Tous les matins après le journal de 8h30, Emmanuelle Ducros dévoile aux auditeurs son «Voyage en absurdie», du lundi au jeudi.
Vous nous racontez les dessous d’une surprenante guerre, celle qui agite le monde du camembert.
Une saga administrativo judiciaire qui dure depuis 2018 autour d’un enjeu : quel camembert peut revendiquer la Normandie sur son étiquette et quel camembert ne le peut pas. Et la réponse n’est pas aussi évidente qu’il y paraît. Oui, il est tentant de défendre les petits producteurs contre les grands industriels... Mais ça mérite quand même réflexion. Tout a commencé en 1983 avec la création de l’appellation d’origine protégée camembert de Normandie. Elle distingue le camembert, produit générique. Et le camembert de Normandie, avec un cahier des charges. Une zone de collecte du lait, une technique de fabrication qui impose le lait cru. Un fromage qui ne respecte pas ces règles ne doit pas s’appeler camembert de Normandie.
Mais c’est plus compliqué que ça.
Oui parce que le camembert existait en Normandie bien avant l’AOP. Il a connu des variantes industrielles, des camemberts au lait pasteurisé moins fragiles, qui s’exportent mieux, et qui sont produits en gros volumes. Et si les industriels ont bien compris qu’ils ne peuvent pas les appeler “ camemberts de Normandie”... Certains, comme Lactalis et son Président, ou comme Isigny Ste Mère, Livarot, n’ont pas renoncé à évoquer la “ fabrication en Normandie”, à imprimer des blasons Normands sur les boîtes, ce qui est historique pour eux. Et ça fâche les producteurs de camembert au lait cru, qui y voient une tromperie.
Et ils n’en ont pas le droit, les industriels, d’afficher un blason Normand ?
Non... Une AOP interdit à un produit de seulement évoquer ce qu’il ne peut pas officiellement revendiquer. Alors la répression des fraudes, a sifflé la fin de la partie. Et les procès ont commencé. Honnêtement, j’ai perdu le fil. L’affaire a été traitée par à peu près toutes les juridictions possibles, jusqu’au au conseil d’Etat, en référé, au fond, en appel, en contre appel, et ça va encore durer des années.
Mais pourquoi est-ce que les industriels s’arc-boutent sur la Normandie ? Leurs camemberts sont si connus qu’ils n’en ont pas besoin !
Lactalis, qui est le principal faiseur de camemberts (non AOP mais aussi AOP) a des arguments qui s’entendent : le lait qui sert à la fabrication de ses camemberts non-AOP (Président) est 100% normand. Si cette mention géographique est retirée, il sera alors possible de fabriquer du camembert avec du lait de n’importe quelle région ou pays. Les producteurs de lait normand n'y ont pas intérêt.
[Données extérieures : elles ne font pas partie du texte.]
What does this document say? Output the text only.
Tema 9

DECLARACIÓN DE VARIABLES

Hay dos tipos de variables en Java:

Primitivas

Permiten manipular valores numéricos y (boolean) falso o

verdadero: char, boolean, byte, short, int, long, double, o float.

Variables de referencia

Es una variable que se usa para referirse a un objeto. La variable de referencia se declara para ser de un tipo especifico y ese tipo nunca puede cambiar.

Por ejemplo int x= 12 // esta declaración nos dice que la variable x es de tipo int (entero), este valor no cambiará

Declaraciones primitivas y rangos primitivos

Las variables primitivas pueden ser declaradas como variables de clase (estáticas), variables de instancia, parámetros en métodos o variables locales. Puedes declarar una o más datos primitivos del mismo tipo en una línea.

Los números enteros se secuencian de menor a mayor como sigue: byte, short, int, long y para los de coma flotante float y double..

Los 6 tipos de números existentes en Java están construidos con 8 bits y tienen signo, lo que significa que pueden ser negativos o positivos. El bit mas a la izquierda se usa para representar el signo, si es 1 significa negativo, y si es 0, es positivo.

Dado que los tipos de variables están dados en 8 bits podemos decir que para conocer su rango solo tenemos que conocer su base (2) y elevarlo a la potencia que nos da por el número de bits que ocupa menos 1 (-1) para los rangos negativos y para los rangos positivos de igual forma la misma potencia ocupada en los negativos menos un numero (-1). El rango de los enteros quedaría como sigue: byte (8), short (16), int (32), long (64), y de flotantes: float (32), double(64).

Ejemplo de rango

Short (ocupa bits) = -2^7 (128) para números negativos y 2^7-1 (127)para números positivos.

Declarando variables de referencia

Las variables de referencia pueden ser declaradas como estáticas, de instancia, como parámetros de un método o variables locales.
Le camembert AOP c’est seulement 5% de la production, c’est un marché en déclin, et ça ne suffit pas à faire vivre toute la filière laitière. 40% des volumes de ce lait haut de gamme sont absorbés par les camemberts industriels On peut en penser ce qu’on veut, mais en utilisant tous les surplus, ils servent aussi à stabiliser l’écosystème, qui est en déclin.
Et puis les industriels disent qu’enlever des étiquettes le mot « Normandie », dont la notoriété est mondiale, ça fera chuter les exportations de camembert français, qui pourront plus facilement être remplacés à l’autre bout du monde par des camemberts génériques, made in quelque part. Pour eux, à vouloir protéger trop strictement l’AOP, on finira par détruire non seulement leur modèle économique, mais toute l’économie du camembert.